WOW. impressive. Thanks.


----------



## macmac (Feb 23, 2021)

jtnyc said:


> It has. I’ve brought this thing back from the dead quite a few times over the years. I had random restarts for months on end and solved it with a fresh install, twice. I had random shutdowns and fixed it with a new video card. Now it’s not booting. Computer power light illuminates and the fans spin up, but no chime and no boot progress bar. Screen stays black. I’ve tried just about everything I can find. Resat all the ram, moved the video card to another pci slot, cleaned everything. Tried resetting PRAM, SMC etc... no luck so far. It’s a 13 year old computer and I’d love to see it go. I just wish it would give me another year or so in order for more Silicon models to come out. We’ll see, I’m still hacking away trying different things. Maybe power supply, maybe video card, but I don’t think so. I left the computer on for 3 weeks after this started happening last month and everything was running perfectly, then my finder got jammed up when an external drive wouldn’t eject and I had to shut it down. Last month when it would not boot, but after several tries it eventually would. Not this time.


That’s what happened to mine too a few years ago.


----------



## wayne_rowley (Feb 24, 2021)

rnb_2 said:


> Yeah, no comparison with the Intel mini - the fan on that ramps up audibly if you so much as look at it, and it's always warm (still love it, mind you, but it's far from quiet). The M1 mini is, for all intents and purposes, silent - I'm sure you could hear the fan faintly if you put your ear up to it, but from a couple feet away, I never hear it.


That's strange. My 2018 Intel Mini is warm to the touch, but the fan only ever ramps up to audible levels when either doing an offline bounce in logic, or video rendering/exporting. Otherwise it is inaudibly quiet!

I have the i5 though, which may run slightly cooler.

Wayne


----------



## SupremeFist (Feb 24, 2021)

wayne_rowley said:


> That's strange. My 2018 Intel Mini is warm to the touch, but the fan only ever ramps up to audible levels when either doing an offline bounce in logic, or video rendering/exporting. Otherwise it is inaudibly quiet!
> 
> I have the i5 though, which may run slightly cooler.
> 
> Wayne


I have the loaded i7 stood on its side and it's silent except when bouncing.


----------



## rnb_2 (Feb 24, 2021)

SupremeFist said:


> I have the loaded i7 stood on its side and it's silent except when bouncing.

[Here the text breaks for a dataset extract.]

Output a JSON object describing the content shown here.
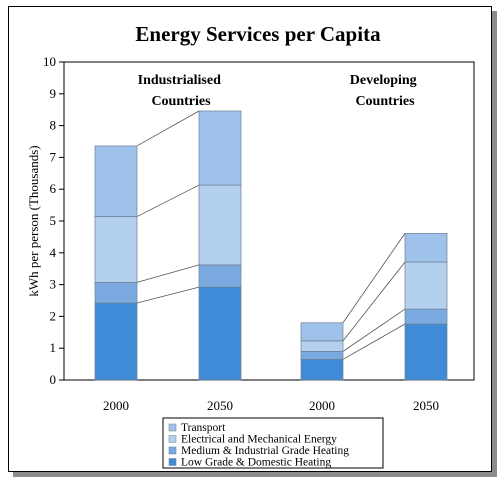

It's likely that importing photos and building previews in Lightroom, exporting JPEGs from raw photos, and some video tasks are the equivalent of bouncing, and I do those things a lot (particularly the photo stuff). Those use all cores to the max, and I definitely hear it.


----------



## gzapper (Feb 24, 2021)

rnb_2 said:


> The SSD hasn't been replaceable in most of the recent Macs, not just the M1 - the storage is just a set of chips on the logic board.


Hasn't the drive been glued and soldered into macbook pros since around 2016?
I haven't heard of big failures from those machines with ssd's, so that's 4 years of service so far.


----------



## jtnyc (Feb 25, 2021)

Ok, so I made a decision. I couldn’t go With the M1 MIni. Too many unknowns for me. My Apogee Quartets software is not compatible, not even through Rosetta And they don’t know when it will be. The 16 gig ram limit is also a bridge not far enough... and now I’m reading about excessive warrantable writes to the drive. Users saying that they are experiencing like 2 years of writes in a few months. I don’t know much about ssd lifespan, write capacity, but it did make me scratch my head and add to my resistance. The 2020 iMac was on the list, but I’m not all that into the computer and screen in one deal and it would have been expensive. If it were a new silicon iMac with no ram limitation, I would have considered it.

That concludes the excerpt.